After the U.S. House of Representatives passed the American Health Care Act -- better known as the AHCA or Trumpcare -- in May, all eyes turned to the U.S. Senate, which would be writing its own version of the bill. That Senate bill has arrived in the form of the Better Care Reconciliation Act, or BRCA.
While there are differences between the two, both the House and Senate versions of Trumpcare make fundamental changes to Obamacare, the current law of the land. While neither fully repeals Obamacare, both provide more flexibility to the states to roll back Obamacare protections, and both change the rules regarding how much older Americans can be charged for insurance relative to younger Americans.
While Obamacare capped premiums for older Americans at three times what younger people pay for a policy, Trumpcare would allow pre-Medicare adults to be charged up to five times what younger insureds pay. And while Trumpcare continues Obamacare's policy of providing tax credits for the purchase of insurance, the tax credits are less generous.
These changes, among other modifications to Obamacare, could make policies much more expensive for those who buy private insurance. In fact, one study conducted by Kaiser Family Foundation found that average premiums could rise as much as 74%.
How would Trumpcare affect premiums?
Kaiser Family Foundation estimated future premiums under Trumpcare based on the cost to buy the equivalent of a "silver" Obamacare policy. The silver plan is the most popular of Obamacare's four policy tiers. It covers an average of 70% of healthcare costs -- more than the bronze plan but less than the gold and platinum policies..
While the average enrollee is expected to pay 74% more on a comparable "silver" plan under Trumpcare, different groups of enrollees would not be affected uniformly. Older Americans and lower-income Americans would face the largest increase in premiums after a switch from Obamacare to the Senate version of Trumpcare, while some wealthier young people could actually see premium decreases.

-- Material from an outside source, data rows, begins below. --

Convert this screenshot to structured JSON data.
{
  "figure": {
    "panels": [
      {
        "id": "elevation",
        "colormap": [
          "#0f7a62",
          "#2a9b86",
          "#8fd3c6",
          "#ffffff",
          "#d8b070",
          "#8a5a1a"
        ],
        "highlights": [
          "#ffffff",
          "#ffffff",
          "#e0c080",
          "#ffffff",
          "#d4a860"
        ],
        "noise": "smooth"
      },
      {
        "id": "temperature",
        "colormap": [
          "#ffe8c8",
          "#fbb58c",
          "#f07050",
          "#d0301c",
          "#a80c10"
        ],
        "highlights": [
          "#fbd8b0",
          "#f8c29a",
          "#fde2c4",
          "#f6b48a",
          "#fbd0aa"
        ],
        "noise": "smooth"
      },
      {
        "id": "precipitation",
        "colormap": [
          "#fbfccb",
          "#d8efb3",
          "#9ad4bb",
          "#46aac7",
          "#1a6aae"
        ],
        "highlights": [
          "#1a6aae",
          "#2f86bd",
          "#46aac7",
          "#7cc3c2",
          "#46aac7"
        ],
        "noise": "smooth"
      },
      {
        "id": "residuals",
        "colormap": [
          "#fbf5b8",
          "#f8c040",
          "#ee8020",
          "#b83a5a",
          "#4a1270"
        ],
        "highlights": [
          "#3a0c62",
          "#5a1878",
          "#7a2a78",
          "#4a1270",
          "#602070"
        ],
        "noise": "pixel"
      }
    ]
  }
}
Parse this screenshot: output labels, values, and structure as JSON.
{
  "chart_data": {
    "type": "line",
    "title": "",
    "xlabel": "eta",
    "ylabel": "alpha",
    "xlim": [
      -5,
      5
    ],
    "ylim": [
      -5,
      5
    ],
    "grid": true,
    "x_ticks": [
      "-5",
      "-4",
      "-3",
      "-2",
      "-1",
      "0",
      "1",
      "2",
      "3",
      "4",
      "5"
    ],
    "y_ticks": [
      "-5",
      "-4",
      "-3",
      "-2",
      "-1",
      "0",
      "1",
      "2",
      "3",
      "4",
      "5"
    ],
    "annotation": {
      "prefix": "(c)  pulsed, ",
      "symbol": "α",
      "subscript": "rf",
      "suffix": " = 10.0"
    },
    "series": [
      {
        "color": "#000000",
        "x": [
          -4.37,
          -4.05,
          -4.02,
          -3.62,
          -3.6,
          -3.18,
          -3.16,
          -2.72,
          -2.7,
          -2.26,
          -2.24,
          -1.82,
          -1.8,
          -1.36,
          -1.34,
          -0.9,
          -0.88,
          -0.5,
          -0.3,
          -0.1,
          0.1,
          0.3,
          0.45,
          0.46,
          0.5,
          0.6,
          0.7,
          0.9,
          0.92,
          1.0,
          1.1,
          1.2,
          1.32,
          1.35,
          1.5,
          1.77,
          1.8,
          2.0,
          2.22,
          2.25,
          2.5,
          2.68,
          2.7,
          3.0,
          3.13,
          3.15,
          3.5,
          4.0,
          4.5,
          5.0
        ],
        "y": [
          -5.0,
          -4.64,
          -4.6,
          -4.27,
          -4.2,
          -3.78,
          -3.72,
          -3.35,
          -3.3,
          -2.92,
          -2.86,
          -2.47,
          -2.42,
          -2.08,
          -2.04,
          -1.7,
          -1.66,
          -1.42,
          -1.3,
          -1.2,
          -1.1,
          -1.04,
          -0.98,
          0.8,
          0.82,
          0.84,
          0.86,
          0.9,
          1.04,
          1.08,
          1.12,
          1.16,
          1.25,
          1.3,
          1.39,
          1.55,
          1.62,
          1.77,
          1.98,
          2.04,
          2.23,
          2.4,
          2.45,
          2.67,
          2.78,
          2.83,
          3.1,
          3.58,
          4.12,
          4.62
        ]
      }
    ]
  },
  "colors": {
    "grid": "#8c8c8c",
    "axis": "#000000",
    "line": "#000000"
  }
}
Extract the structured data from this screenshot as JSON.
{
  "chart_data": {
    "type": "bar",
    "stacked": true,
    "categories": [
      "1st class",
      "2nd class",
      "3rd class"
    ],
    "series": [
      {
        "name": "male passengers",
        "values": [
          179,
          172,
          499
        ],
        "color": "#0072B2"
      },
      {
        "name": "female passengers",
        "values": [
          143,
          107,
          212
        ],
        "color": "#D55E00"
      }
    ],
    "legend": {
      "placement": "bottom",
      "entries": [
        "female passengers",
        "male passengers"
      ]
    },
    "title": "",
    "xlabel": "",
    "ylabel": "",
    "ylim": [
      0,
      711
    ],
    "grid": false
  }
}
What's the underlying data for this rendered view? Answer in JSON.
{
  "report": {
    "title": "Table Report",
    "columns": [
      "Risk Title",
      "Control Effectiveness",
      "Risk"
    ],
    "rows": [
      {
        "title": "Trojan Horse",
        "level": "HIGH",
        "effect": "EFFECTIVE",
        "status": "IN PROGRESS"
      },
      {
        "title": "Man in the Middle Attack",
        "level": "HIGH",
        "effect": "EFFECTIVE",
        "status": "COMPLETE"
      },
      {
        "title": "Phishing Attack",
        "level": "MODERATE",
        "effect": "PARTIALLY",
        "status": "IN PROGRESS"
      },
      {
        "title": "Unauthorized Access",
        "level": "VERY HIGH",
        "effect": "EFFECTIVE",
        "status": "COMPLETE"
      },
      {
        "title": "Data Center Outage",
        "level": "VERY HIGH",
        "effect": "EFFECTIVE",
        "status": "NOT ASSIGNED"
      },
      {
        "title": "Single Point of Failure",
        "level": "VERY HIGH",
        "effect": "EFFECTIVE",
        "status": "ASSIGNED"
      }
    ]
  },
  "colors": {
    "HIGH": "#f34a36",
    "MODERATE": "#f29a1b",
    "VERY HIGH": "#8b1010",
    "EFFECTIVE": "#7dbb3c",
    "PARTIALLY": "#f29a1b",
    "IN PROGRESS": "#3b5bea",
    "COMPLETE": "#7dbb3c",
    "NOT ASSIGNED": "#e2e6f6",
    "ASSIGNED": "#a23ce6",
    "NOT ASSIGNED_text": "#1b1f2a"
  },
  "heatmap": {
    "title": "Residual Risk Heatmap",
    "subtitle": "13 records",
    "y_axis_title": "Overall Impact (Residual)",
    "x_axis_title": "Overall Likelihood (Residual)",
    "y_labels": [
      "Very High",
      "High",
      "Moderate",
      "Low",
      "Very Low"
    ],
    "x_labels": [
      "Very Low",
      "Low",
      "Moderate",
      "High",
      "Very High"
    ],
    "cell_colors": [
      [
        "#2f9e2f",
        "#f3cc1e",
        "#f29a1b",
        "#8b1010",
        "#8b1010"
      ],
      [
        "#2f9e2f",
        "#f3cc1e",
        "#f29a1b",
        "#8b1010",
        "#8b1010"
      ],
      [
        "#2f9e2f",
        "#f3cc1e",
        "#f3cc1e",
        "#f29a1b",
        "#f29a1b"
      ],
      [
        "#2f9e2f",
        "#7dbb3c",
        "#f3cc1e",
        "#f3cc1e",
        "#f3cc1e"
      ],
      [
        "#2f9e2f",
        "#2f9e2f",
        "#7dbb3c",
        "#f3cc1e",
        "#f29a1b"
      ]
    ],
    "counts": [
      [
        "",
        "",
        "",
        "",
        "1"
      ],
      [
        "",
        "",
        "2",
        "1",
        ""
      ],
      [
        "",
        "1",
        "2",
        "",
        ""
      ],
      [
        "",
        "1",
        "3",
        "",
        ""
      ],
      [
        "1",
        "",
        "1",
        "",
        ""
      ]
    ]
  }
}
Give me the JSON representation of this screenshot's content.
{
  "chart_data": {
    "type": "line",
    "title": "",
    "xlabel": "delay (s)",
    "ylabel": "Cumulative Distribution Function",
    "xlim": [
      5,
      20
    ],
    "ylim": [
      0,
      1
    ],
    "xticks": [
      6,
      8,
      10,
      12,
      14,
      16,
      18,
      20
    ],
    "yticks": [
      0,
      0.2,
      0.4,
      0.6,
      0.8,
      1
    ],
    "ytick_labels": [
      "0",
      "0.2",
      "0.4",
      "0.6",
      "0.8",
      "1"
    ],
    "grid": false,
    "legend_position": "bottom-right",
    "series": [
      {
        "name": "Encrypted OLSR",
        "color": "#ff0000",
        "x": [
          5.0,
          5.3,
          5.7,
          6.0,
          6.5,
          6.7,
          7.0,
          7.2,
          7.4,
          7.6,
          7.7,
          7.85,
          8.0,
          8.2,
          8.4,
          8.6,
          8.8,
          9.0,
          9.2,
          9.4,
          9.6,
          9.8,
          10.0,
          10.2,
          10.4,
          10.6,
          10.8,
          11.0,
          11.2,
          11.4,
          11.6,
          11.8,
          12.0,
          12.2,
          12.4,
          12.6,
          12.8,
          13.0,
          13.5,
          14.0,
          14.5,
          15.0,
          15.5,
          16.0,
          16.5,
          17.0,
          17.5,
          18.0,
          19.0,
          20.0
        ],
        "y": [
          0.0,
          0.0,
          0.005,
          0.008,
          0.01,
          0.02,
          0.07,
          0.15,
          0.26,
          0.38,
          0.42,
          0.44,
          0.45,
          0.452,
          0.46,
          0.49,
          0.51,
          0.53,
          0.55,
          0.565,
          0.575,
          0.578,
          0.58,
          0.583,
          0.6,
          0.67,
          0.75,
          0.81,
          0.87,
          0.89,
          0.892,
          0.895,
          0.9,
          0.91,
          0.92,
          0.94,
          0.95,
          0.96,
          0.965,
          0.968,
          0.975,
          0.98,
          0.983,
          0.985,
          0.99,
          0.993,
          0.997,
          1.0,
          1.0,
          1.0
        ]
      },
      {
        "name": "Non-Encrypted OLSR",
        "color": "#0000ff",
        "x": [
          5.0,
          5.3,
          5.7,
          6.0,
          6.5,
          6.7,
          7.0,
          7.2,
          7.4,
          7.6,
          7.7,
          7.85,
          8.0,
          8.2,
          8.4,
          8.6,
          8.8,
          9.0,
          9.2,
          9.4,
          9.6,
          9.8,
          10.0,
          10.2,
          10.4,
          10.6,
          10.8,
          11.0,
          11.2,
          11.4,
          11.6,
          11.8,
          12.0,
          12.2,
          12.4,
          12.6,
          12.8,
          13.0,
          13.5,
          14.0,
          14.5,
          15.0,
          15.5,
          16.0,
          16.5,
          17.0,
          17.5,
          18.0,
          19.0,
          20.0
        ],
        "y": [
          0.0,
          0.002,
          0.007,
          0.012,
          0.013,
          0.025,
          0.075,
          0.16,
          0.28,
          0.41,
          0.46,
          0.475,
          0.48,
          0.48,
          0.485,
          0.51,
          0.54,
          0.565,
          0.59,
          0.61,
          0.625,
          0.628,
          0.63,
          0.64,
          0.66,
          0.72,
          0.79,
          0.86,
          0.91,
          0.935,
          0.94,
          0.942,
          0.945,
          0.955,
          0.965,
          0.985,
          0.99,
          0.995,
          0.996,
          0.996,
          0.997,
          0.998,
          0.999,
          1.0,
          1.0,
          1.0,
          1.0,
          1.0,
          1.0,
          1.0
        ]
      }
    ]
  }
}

Kaiser's estimated 2020 health insurance premiums show how much different groups of Americans would be affected by Trumpcare:
While a 55- to 64-year-old with income below 200% of the poverty level would pay just $69 monthly for a silver plan in 2020 after Obamacare's premium tax was applied, that same pre-Medicare American would pay $272 after tax credits under Trumpcare. The difference: They'd owe $2,436 more in premiums each year.
Why would premiums rise so much?
Trumpcare changes many aspects of Obamacare, but one big reason for the dramatic rise in premiums is a change to the benchmark plan used to calculate the subsidy amount an insurance buyer receives.
Under Obamacare, tax credits equaled the difference between the actual premium costs of the second-cheapest silver plan in the insurance marketplace and a capped percentage of income. The second-cheapest silver plan was thus the "benchmark plan," or the metric by which tax credits were calculated.
Under the Senate's version of Trumpcare, the "benchmark" plan by which tax credits for premiums are calculated is a plan covering 58% of your expected costs. Because this less generous plan would have lower premium costs, the subsidy is, in turn, less generous. If you opt to buy a better plan under Trumpcare -- the equivalent of an Obamacare silver plan -- you would have to pay 100% of the price difference between the cheaper benchmark plan and the policy you'd prefer.
Trumpcare's future is uncertain, but if a version of the Senate bill passes, these changes mean you could pay higher premiums and end up responsible for covering a larger portion of your healthcare costs. Investing in a health savings account and exploring ways to cut costs with a high-deductible health plan could become essential to affording the care you require.